A bluesman and a storyteller
"There is no tale so tall I cannot tell it, nor song so sweet I cannot sing it," says blues singer, songwriter and storyteller Guy Davis.
Davis is touring in support of his two-CD audio play, "The Adventures of Fishy Waters: In Bed With the Blues," to be released later this month on his own Smokeydoke Records label.
He'll perform his one-man play at 8 p.m. Saturday, Feb. 4, at the Unitarian Fellowship, 87 Fourth St., Ashland.
Davis' new release marks the debut recording of a production that he's performed on and off since 1994. "Fishy Waters" features a number of his original compositions along with songs by such blues icons as Robert Johnson, Rev. Gary Davis, Blind Willie McTell and Big Bill Broonzy.
The album is a "road story" in the truest sense. Davis performs the songs and tells the stories as Fishy Waters, a person who's traveled throughout the South, met dozens of vivid characters and created lasting impressions that are sometimes humorous and playful, sometimes mysterious and powerful.
"Storytelling is the most ancient, most powerful magic of the universe," Davis says in a news release.

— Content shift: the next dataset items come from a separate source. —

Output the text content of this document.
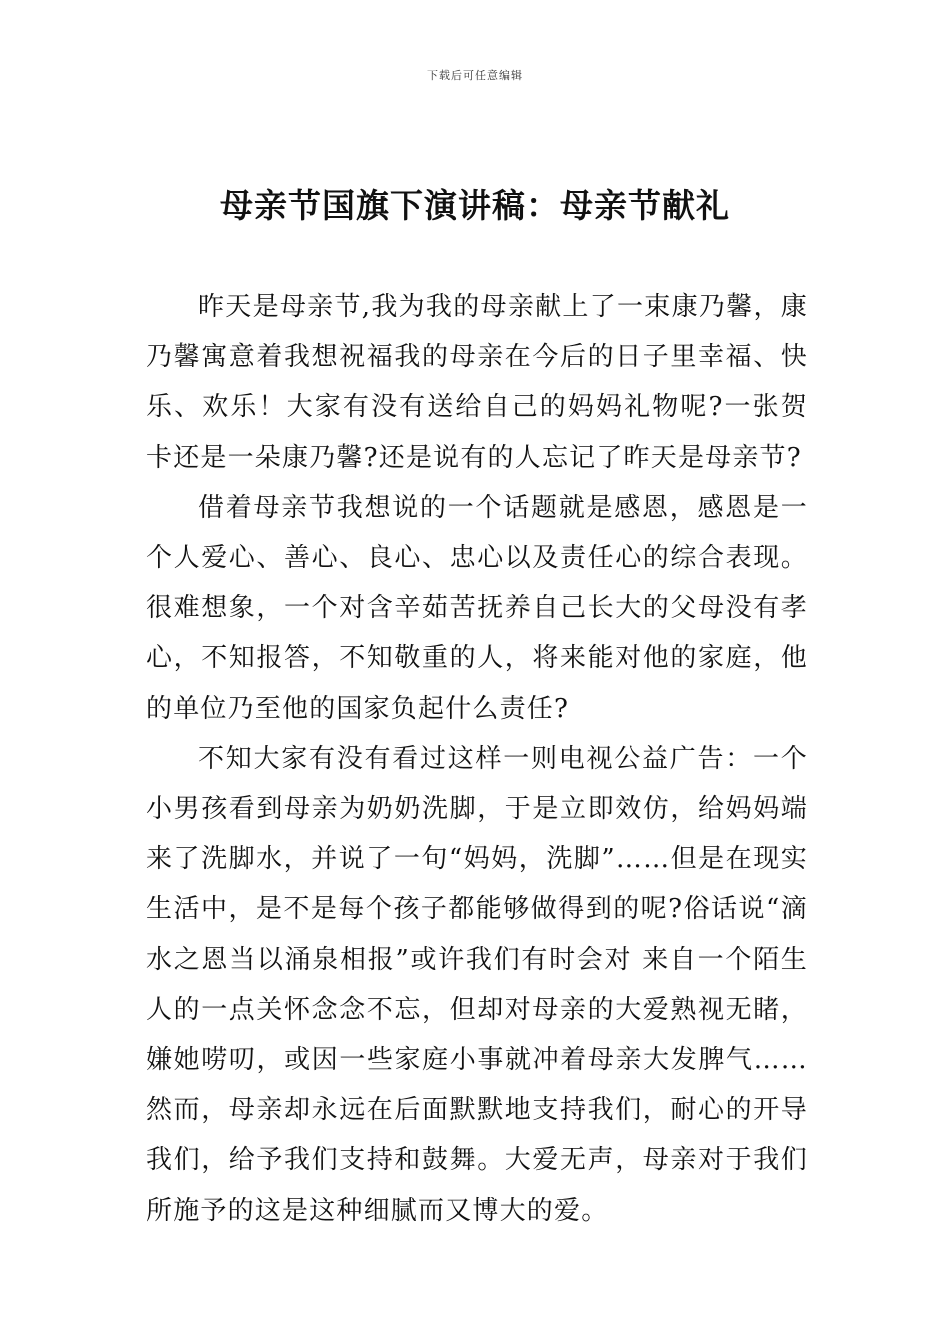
下载后可任意编辑
母亲节国旗下演讲稿：母亲节献礼

昨天是母亲节,我为我的母亲献上了一束康乃馨，康乃馨寓意着我想祝福我的母亲在今后的日子里幸福、快乐、欢乐！大家有没有送给自己的妈妈礼物呢?一张贺卡还是一朵康乃馨?还是说有的人忘记了昨天是母亲节?

借着母亲节我想说的一个话题就是感恩，感恩是一个人爱心、善心、良心、忠心以及责任心的综合表现。很难想象，一个对含辛茹苦抚养自己长大的父母没有孝心，不知报答，不知敬重的人，将来能对他的家庭，他的单位乃至他的国家负起什么责任?

不知大家有没有看过这样一则电视公益广告：一个小男孩看到母亲为奶奶洗脚，于是立即效仿，给妈妈端来了洗脚水，并说了一句“妈妈，洗脚”……但是在现实生活中，是不是每个孩子都能够做得到的呢?俗话说“滴水之恩当以涌泉相报”或许我们有时会对 来自一个陌生人的一点关怀念念不忘，但却对母亲的大爱熟视无睹，嫌她唠叨，或因一些家庭小事就冲着母亲大发脾气……然而，母亲却永远在后面默默地支持我们，耐心的开导我们，给予我们支持和鼓舞。大爱无声，母亲对于我们所施予的这是这种细腻而又博大的爱。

He is the son of actors Ruby Dee and Ossie Davis. "I grew up in a house full of storytellers."
Davis' father could tell a story over and over and make it fun every time, and his grandfather was known for his rascally tales and jokes. His family experiences were a big influence on "The Adventures of Fishy Waters."

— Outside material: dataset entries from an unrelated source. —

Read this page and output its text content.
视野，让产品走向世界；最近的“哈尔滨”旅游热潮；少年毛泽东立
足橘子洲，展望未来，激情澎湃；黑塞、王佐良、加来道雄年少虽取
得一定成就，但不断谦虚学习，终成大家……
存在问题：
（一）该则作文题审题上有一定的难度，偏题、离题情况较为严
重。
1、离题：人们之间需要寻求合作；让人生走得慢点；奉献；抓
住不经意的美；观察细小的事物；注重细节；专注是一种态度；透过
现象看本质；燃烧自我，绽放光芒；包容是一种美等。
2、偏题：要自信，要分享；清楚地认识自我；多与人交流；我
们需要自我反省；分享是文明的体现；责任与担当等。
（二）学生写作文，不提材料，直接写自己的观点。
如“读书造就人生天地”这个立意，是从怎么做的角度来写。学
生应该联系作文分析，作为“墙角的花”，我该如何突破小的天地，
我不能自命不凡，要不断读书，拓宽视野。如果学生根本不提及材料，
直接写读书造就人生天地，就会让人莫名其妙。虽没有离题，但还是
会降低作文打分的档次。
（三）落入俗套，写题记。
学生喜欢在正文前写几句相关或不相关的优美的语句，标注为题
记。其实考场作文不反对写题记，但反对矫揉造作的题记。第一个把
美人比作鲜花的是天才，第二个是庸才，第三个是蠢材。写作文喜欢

The idea for "Fishy Waters" came to Davis while he was working as an understudy on another play, "Mule Bone," at the Ethel Barrymore Theatre on Broadway.
"One of the parts was the traveling blues musician played by Kenny Neal. The greenroom was directly underneath the stage. Night after night, I heard the actors as they danced and spoke. I longed to be onstage telling those tales and singing those songs."
After "Mule Bone," Davis was cast in the title role of "Robert Johnson: Trick the Devil," which ran off-Broadway at the Henry Street Settlement and earned him a Harlem Theatre award and a Blues Foundation award.
Henry Street also is where "The Adventures of Fishy Waters" made its debut in '94.
"The task of a storyteller is to include stories that encompass the full range of emotions," Davis says. "Funny stories, serious subjects, even ugly things. It must be done is such a way that a white audience won't feel accused and uncomfortable, or a black audience won't feel offended by a perceived return to 'Uncle Tom' humor. As a storyteller, I strive to present thought-provoking images. The fewer words it takes me, the better. I didn't set out to write a book. I didn't set out to explain, represent or save black people. The piece is written to communicate as simply as possible a sense of humanity."
"The Adventures of Fishy Waters" contains a mix of small stories, tall tales and music. The subjects are survivors, not victims. The culture is black. The music is blues. The message is human.
Tickets for Davis' show cost $20 in advance and are available at Music Coop in Ashland and www.stclairevents.com or by calling 541-535-3562. Tickets will cost $22 at the door, $10 for ages 12 through 17. Children 11 and younger will be admitted free.